GIOA: What is your salvation story?

Derek: Ah, man. Well, I think that’s a great question that evolves and changes as time goes. You know, in the church for some reason, we always want to hear of this one moment where we had this shattering revelation and experience… some kind of nirvana-like experience. I think what’s awesome is that’s happened several times in my life. As I’ve grown… I’ve connected with God in different ways, and I’ve realized how amazing God is… in unique, in new ways. I got baptized at a church camp when I was twelve years old. I had a pretty amazing conversation with the counselor that just really kind of helped shape and guide some of the changes I was going through at that point and I made a commitment, but where it really started to set in was a little later in life during my sophomore year of high school. There was a really amazing guy at my church named Jason who was very into discipleship, and he poured his heart and time into me, as well as some of my peers. I just found this great community between them and the youth minister at our church, who was very proactive in all of our lives. Through those relationships, we explored a whole lot more depth about God’s character and I was able to resonate in a different way there. Those were some pretty formative years for me that I would say were a very big part of my salvation story. I studied religion in college as well and academically really enjoyed pressing forward. It set in some amazing habits. I mean, every single day I read something, and it’s usually theology or philosophy or a new book, and I’m really enjoying the journey. There are some mountaintop experiences that I could certainly point to, and I think a lot of people would consider those moments to be the zenith of my salvation story, but what’s great is that a year later we’re overseas and worshiping with people in another language, and it’s like “Oh, my gosh! This is incredible!” Those moments take you to a new place in your relationship with God, and it keeps growing and changing.

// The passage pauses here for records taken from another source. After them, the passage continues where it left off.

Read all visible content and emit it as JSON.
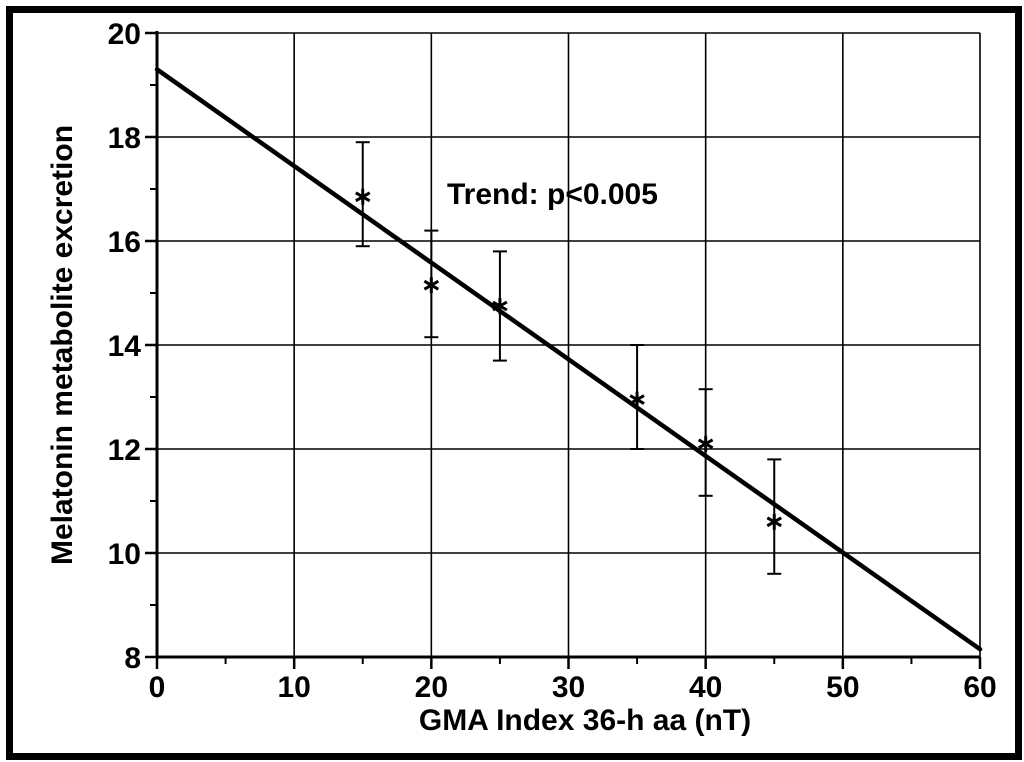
{
  "chart_data": {
    "type": "scatter",
    "title": "",
    "xlabel": "GMA Index  36-h aa  (nT)",
    "ylabel": "Melatonin metabolite excretion",
    "xlim": [
      0,
      60
    ],
    "ylim": [
      8,
      20
    ],
    "x_ticks": [
      0,
      10,
      20,
      30,
      40,
      50,
      60
    ],
    "y_ticks": [
      8,
      10,
      12,
      14,
      16,
      18,
      20
    ],
    "grid": true,
    "annotation": "Trend: p<0.005",
    "points": [
      {
        "x": 15,
        "y": 16.85,
        "err_low": 15.9,
        "err_high": 17.9
      },
      {
        "x": 20,
        "y": 15.15,
        "err_low": 14.15,
        "err_high": 16.2
      },
      {
        "x": 25,
        "y": 14.75,
        "err_low": 13.7,
        "err_high": 15.8
      },
      {
        "x": 35,
        "y": 12.95,
        "err_low": 12.0,
        "err_high": 14.0
      },
      {
        "x": 40,
        "y": 12.1,
        "err_low": 11.1,
        "err_high": 13.15
      },
      {
        "x": 45,
        "y": 10.6,
        "err_low": 9.6,
        "err_high": 11.8
      }
    ],
    "trend_line": {
      "x": [
        0,
        60
      ],
      "y": [
        19.3,
        8.15
      ]
    },
    "colors": {
      "line": "#000000",
      "grid": "#000000",
      "marker": "#000000"
    }
  }
}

GIOA: You mentioned a couple spiritual mentors or examples you have. Is there anybody else particular that you would say has really been a guide growing up?

Derek: My sister has been a very big part of my spiritual walk. Her name is Michelle. She’s just very bright and very sharp. In many ways we’re very opposite from one another, and that’s challenged me in a great way to kind of be open and perceptive. Our journeys have been very different but we’re always kind of comparing and contrasting things and talking and sharing. I would definitely say she is the iron trying to sharpen the iron in my life. Definitely her, and… man, I don’t know. I mean, I know it sounds silly but a lot of times music is a big part of my encounter with God. Whether that’s through a quiet time, or at a concert, or just writing or creating it. I feel like sometimes it’s not even a person as much as a song that takes me to a new place and opens up new possibilities with God. So, sometimes I just grab my headphones and find a quite place, close my eyes, and connect.